6. What technologies will be needed to help people to live independently for longer, with better health and wellbeing? What is the current state of readiness of these technologies, and what should be done to help older people to engage with them?
For example:
- Digital communications for services, social interactions, etc.
- Devices, machines, etc. for daily living in the home.
- Transport, infrastructure, services, etc. for involvement in community.
- Accessible public spaces.
- Smart homes.
7. How can technology be used to improve mental health and reduce loneliness for older people?
8. What are the barriers to the development and implementation of these various technologies (considered in questions 5-7)?
a. What is needed to help overcome these barriers?

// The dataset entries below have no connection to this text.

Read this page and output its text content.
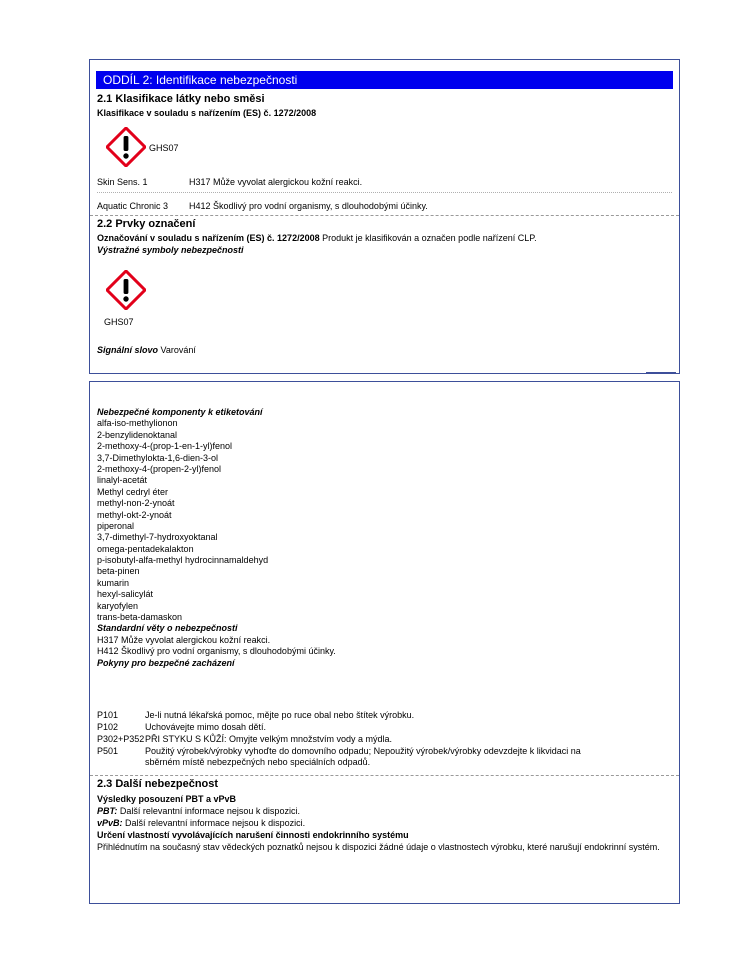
ODDÍL 2: Identifikace nebezpečnosti
2.1 Klasifikace látky nebo směsi
Klasifikace v souladu s nařízením (ES) č. 1272/2008
GHS07
Skin Sens. 1	H317 Může vyvolat alergickou kožní reakci.
Aquatic Chronic 3 H412 Škodlivý pro vodní organismy, s dlouhodobými účinky.
2.2 Prvky označení
Označování v souladu s nařízením (ES) č. 1272/2008 Produkt je klasifikován a označen podle nařízení CLP.
Výstražné symboly nebezpečnosti
GHS07
Signální slovo Varování
Nebezpečné komponenty k etiketování
alfa-iso-methylionon
2-benzylidenoktanal
2-methoxy-4-(prop-1-en-1-yl)fenol
3,7-Dimethylokta-1,6-dien-3-ol
2-methoxy-4-(propen-2-yl)fenol
linalyl-acetát
Methyl cedryl éter
methyl-non-2-ynoát
methyl-okt-2-ynoát
piperonal
3,7-dimethyl-7-hydroxyoktanal
omega-pentadekalakton
p-isobutyl-alfa-methyl hydrocinnamaldehyd
beta-pinen
kumarin
hexyl-salicylát
karyofylen
trans-beta-damaskon
Standardní věty o nebezpečnosti
H317 Může vyvolat alergickou kožní reakci.
H412 Škodlivý pro vodní organismy, s dlouhodobými účinky.
Pokyny pro bezpečné zacházení
P101	Je-li nutná lékařská pomoc, mějte po ruce obal nebo štítek výrobku.
P102	Uchovávejte mimo dosah dětí.
P302+P352 PŘI STYKU S KŮŽÍ: Omyjte velkým množstvím vody a mýdla.
P501	Použitý výrobek/výrobky vyhoďte do domovního odpadu; Nepoužitý výrobek/výrobky odevzdejte k likvidaci na sběrném místě nebezpečných nebo speciálních odpadů.
2.3 Další nebezpečnost
Výsledky posouzení PBT a vPvB
PBT: Další relevantní informace nejsou k dispozici.
vPvB: Další relevantní informace nejsou k dispozici.
Určení vlastností vyvolávajících narušení činnosti endokrinního systému
Přihlédnutím na současný stav vědeckých poznatků nejsou k dispozici žádné údaje o vlastnostech výrobku, které narušují endokrinní systém.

- The government budget directed to older people is based in Work and Pensions. Policy efforts for older people would mainly result in benefits to the NHS and local authority social services. This creates a situation where expenditure in one government department does not benefit that department.
b. To what extent do socio-economic factors affect access to, and acceptance of, scientific advice and use of technology by older people and those who care for them?
Industrial strategy
9. What opportunities are there for industry in the development of new technologies to help increase health span? In which areas of medical research and technology development does the UK excel?
- The UK science base in biomedicine of ageing is quite strong, but very unlike the US in that it does not produce start-ups. Nearly all of the exploitation of the fundamental discoveries about mechanisms of ageing is happening in the US.
10. What more is required for the UK to benefit from commercialisation of its discoveries and inventions relating to healthy ageing, as envisioned by the Government’s Industrial Strategy?
- Probably get the tech transfer and venture capital people in closer touch with the scientists, who in the UK scientific culture tend not to spot the opportunities.
Healthier ageing
11. How feasible is the Government’s aim to provide five more years of health and independence in old age by 2035?
a. What strategies will be needed to achieve the Government’s aim?
- Policies to enhance health across the whole of life. This includes investment in education in early life, improved interventions to prevent and treat ill health in mid-life, and maintenance of physical, cognitive and social function in later life.
b. What policies would be required, and what are their potential costs and benefits?
c. Which organisations need to be involved?
- This is a government responsibility and it is a cross-departmental issue.
d. Who should lead the work?
12. To what extent are inequalities in healthy ageing, as well as differences in acceptance of technologies, a barrier to achieving the aims of the Government’s Ageing Society Grand Challenge?
a. To what extent could achieving the Government’s aim of five more years of healthy and independent life exacerbate, or reduce, these inequalities?
- Individual-based interventions likely to benefit the most affluent/educated, because they are the most likely to take up what is offered, and hence likely widen inequalities in older age.
13. What would be the implications of a paradigm shift to people leading healthier lives for longer, and spending less time suffering ill health?
For example:
- Economic impacts.
- Time spent in work as opposed to in retirement.
- Provision of activities and services for active older people.